Lush is making waves for shutting down its Facebook, Instagram, TikTok, and Snapchat accounts in the wake of the Facebook whistleblower revelations.Sergei Fadeichev/Getty Images
  • UK cosmetics company Lush shut down many of its social media accounts on Black Friday.

  • Lush cited the Facebook whistleblower's revelations about social media harms being ignored.

  • CEO Mark Constantine told The Guardian he's "happy to lose" $13 million from the reduced exposure.

Cosmetics company Lush shut down its Facebook, Instagram, TikTok, and Snapchat accounts globally on Friday, citing its concern about the harms of social media in the wake of Facebook whistleblower Frances Haugen's revelations.

"In the same way that evidence against climate change was ignored and belittled for decades, concerns about the serious effects of social media are going largely ignored now," the company said in its press release earlier this week.

Lush's announcement came just ahead of one of the biggest days of shopping all year, and the brand fully expected that losing its pipelines to millions of customers could harm its business.

But CEO Mark Constantine actually embraced that tradeoff.

"I'm happy to lose £10 million by quitting Facebook," he told The Guardian, referring to the money ($13.3 million) he expects the company could lose by shuttering its accounts.

Lush's Facebook and Instagram accounts had a combined 10.6 million followers, according to The Guardian.

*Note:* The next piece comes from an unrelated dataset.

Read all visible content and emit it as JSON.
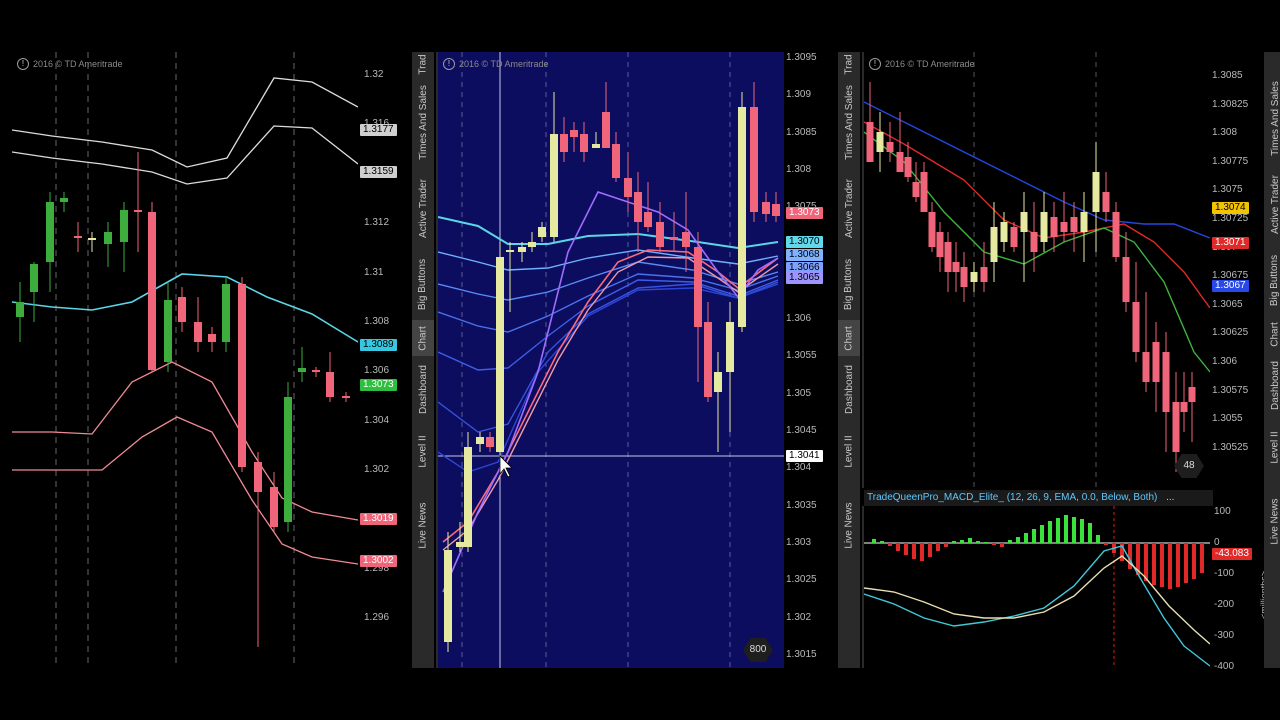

"We've tightened up over the Covid period, it won't destroy us," Constantine told The Guardian, adding that Lush had "no choice" given Meta's own research about Instagram's adverse impact on teen girls' mental health.

"We're talking about suicide here, not spots or whether someone should dye their hair blonde," Constantine continued, telling The Guardian: "How could we possibly suggest we're a caring business if we look at that and don't care?"

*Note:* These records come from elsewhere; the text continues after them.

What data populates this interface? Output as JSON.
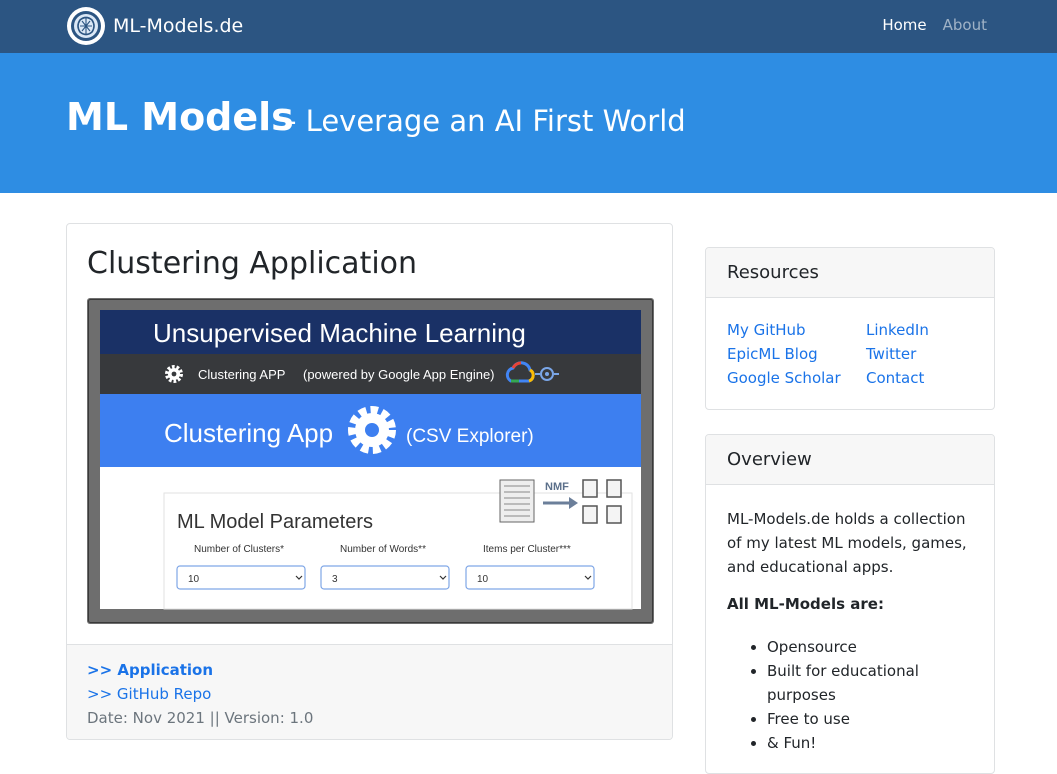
{
  "nav": {
    "brand": "ML-Models.de",
    "links": [
      {
        "label": "Home"
      },
      {
        "label": "About"
      }
    ]
  },
  "hero": {
    "title": "ML Models",
    "subtitle": "- Leverage an AI First World"
  },
  "post": {
    "title": "Clustering Application",
    "image": {
      "banner_title": "Unsupervised Machine Learning",
      "app_line": "Clustering APP",
      "powered_by": "(powered by Google App Engine)",
      "app_title": "Clustering App",
      "app_subtitle": "(CSV Explorer)",
      "nmf_label": "NMF",
      "params_title": "ML Model Parameters",
      "params": [
        {
          "label": "Number of Clusters*",
          "value": "10"
        },
        {
          "label": "Number of Words**",
          "value": "3"
        },
        {
          "label": "Items per Cluster***",
          "value": "10"
        }
      ]
    },
    "links": [
      {
        "label": ">> Application"
      },
      {
        "label": ">> GitHub Repo"
      }
    ],
    "meta": "Date: Nov 2021 || Version: 1.0"
  },
  "resources": {
    "title": "Resources",
    "left_links": [
      "My GitHub",
      "EpicML Blog",
      "Google Scholar"
    ],
    "right_links": [
      "LinkedIn",
      "Twitter",
      "Contact"
    ]
  },
  "overview": {
    "title": "Overview",
    "text": "ML-Models.de holds a collection of my latest ML models, games, and educational apps.",
    "bold": "All ML-Models are:",
    "items": [
      "Opensource",
      "Built for educational purposes",
      "Free to use",
      "& Fun!"
    ]
  },
  "colors": {
    "navbar": "#2c5582",
    "hero": "#2e8de3",
    "link": "#1a73e8",
    "banner_navy": "#1a3166",
    "banner_blue": "#3d7ff0"
  }
}
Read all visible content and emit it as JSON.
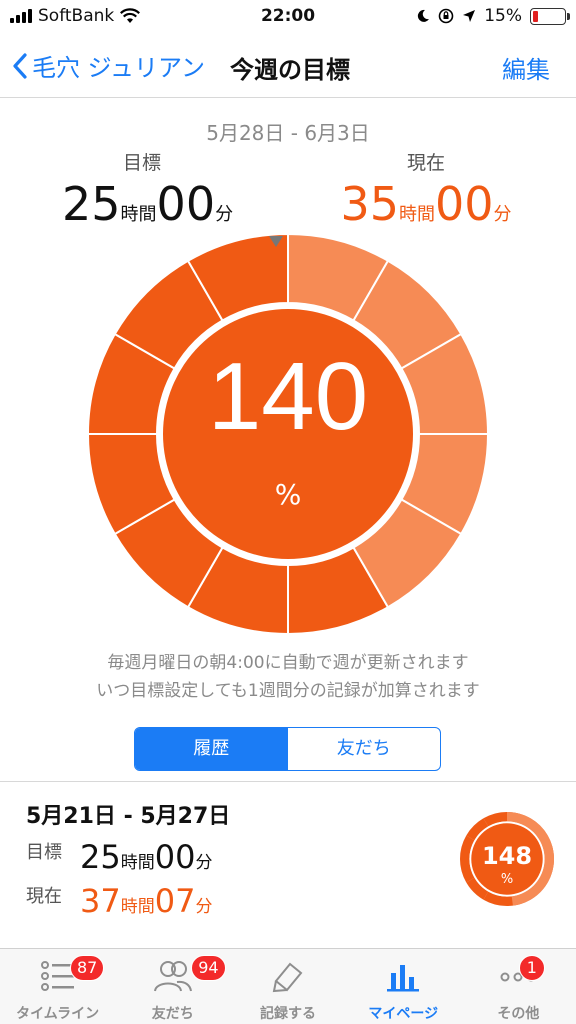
{
  "status_bar": {
    "carrier": "SoftBank",
    "time": "22:00",
    "battery": "15%",
    "battery_level": 0.15
  },
  "nav": {
    "back_label": "毛穴 ジュリアン",
    "title": "今週の目標",
    "edit_label": "編集"
  },
  "current_week": {
    "period": "5月28日 - 6月3日",
    "goal_label": "目標",
    "goal_hours": "25",
    "goal_minutes": "00",
    "current_label": "現在",
    "current_hours": "35",
    "current_minutes": "00",
    "hours_unit": "時間",
    "minutes_unit": "分",
    "percent": "140",
    "percent_unit": "%",
    "progress_ratio": 1.4
  },
  "notes": {
    "line1": "毎週月曜日の朝4:00に自動で週が更新されます",
    "line2": "いつ目標設定しても1週間分の記録が加算されます"
  },
  "segmented": {
    "history_label": "履歴",
    "friends_label": "友だち"
  },
  "history": {
    "period": "5月21日 - 5月27日",
    "goal_label": "目標",
    "goal_hours": "25",
    "goal_minutes": "00",
    "current_label": "現在",
    "current_hours": "37",
    "current_minutes": "07",
    "hours_unit": "時間",
    "minutes_unit": "分",
    "percent": "148",
    "percent_unit": "%",
    "progress_ratio": 1.48
  },
  "tabs": [
    {
      "label": "タイムライン",
      "badge": "87",
      "icon": "timeline-icon"
    },
    {
      "label": "友だち",
      "badge": "94",
      "icon": "friends-icon"
    },
    {
      "label": "記録する",
      "badge": "",
      "icon": "record-icon"
    },
    {
      "label": "マイページ",
      "badge": "",
      "icon": "mypage-chart-icon"
    },
    {
      "label": "その他",
      "badge": "1",
      "icon": "more-icon"
    }
  ],
  "colors": {
    "primary_orange": "#f05a14",
    "light_orange": "#f68b55",
    "accent_blue": "#1b7cf5",
    "badge_red": "#f32a2a"
  }
}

Lush has taken public stands on various social issues in recent years, and previously quit Facebook and Instagram in 2019 because it was "tired of fighting with algorithms, though it ultimately returned to the platforms.

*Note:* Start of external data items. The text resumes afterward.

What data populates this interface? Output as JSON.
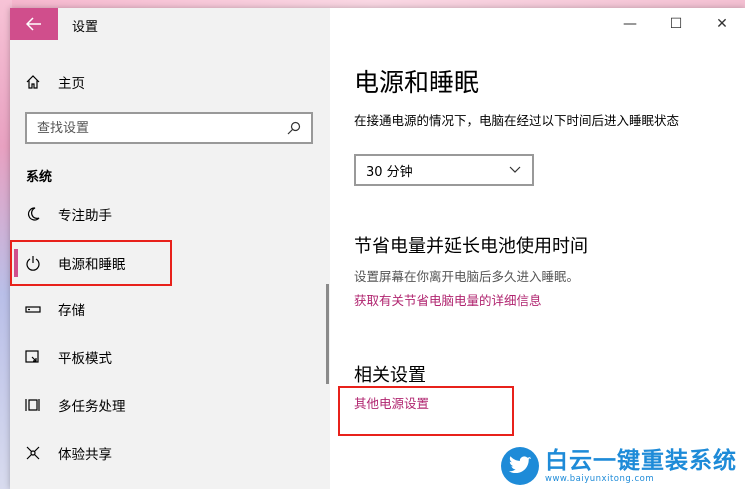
{
  "window": {
    "title": "设置",
    "back_icon": "arrow-left-icon",
    "controls": {
      "minimize": "—",
      "maximize": "☐",
      "close": "✕"
    }
  },
  "sidebar": {
    "home_label": "主页",
    "search_placeholder": "查找设置",
    "section_heading": "系统",
    "items": [
      {
        "label": "专注助手",
        "icon": "moon-icon"
      },
      {
        "label": "电源和睡眠",
        "icon": "power-icon",
        "active": true
      },
      {
        "label": "存储",
        "icon": "storage-icon"
      },
      {
        "label": "平板模式",
        "icon": "tablet-mode-icon"
      },
      {
        "label": "多任务处理",
        "icon": "multitasking-icon"
      },
      {
        "label": "体验共享",
        "icon": "share-icon"
      }
    ]
  },
  "main": {
    "page_title": "电源和睡眠",
    "sleep_desc": "在接通电源的情况下，电脑在经过以下时间后进入睡眠状态",
    "sleep_value": "30 分钟",
    "battery_title": "节省电量并延长电池使用时间",
    "battery_hint": "设置屏幕在你离开电脑后多久进入睡眠。",
    "battery_link": "获取有关节省电脑电量的详细信息",
    "related_title": "相关设置",
    "related_link": "其他电源设置"
  },
  "watermark": {
    "brand": "白云一键重装系统",
    "url": "www.baiyunxitong.com"
  },
  "colors": {
    "accent": "#d04e8c",
    "link": "#b0246f",
    "highlight_box": "#e8211b",
    "watermark": "#1e8bd8"
  }
}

Lush isn't alone there: many major advertisers boycotted Meta's Facebook and Instagram platforms in 2020 following George Floyd's death at the hands of police officers, only to return months later.

But Lush said it's committed to staying off social media this time.

"We haven't done it as a PR stunt, we have done it for genuine reasons," Constantine told The Guardian, adding that if the brand reversed course again, he'd "be a laughing stock."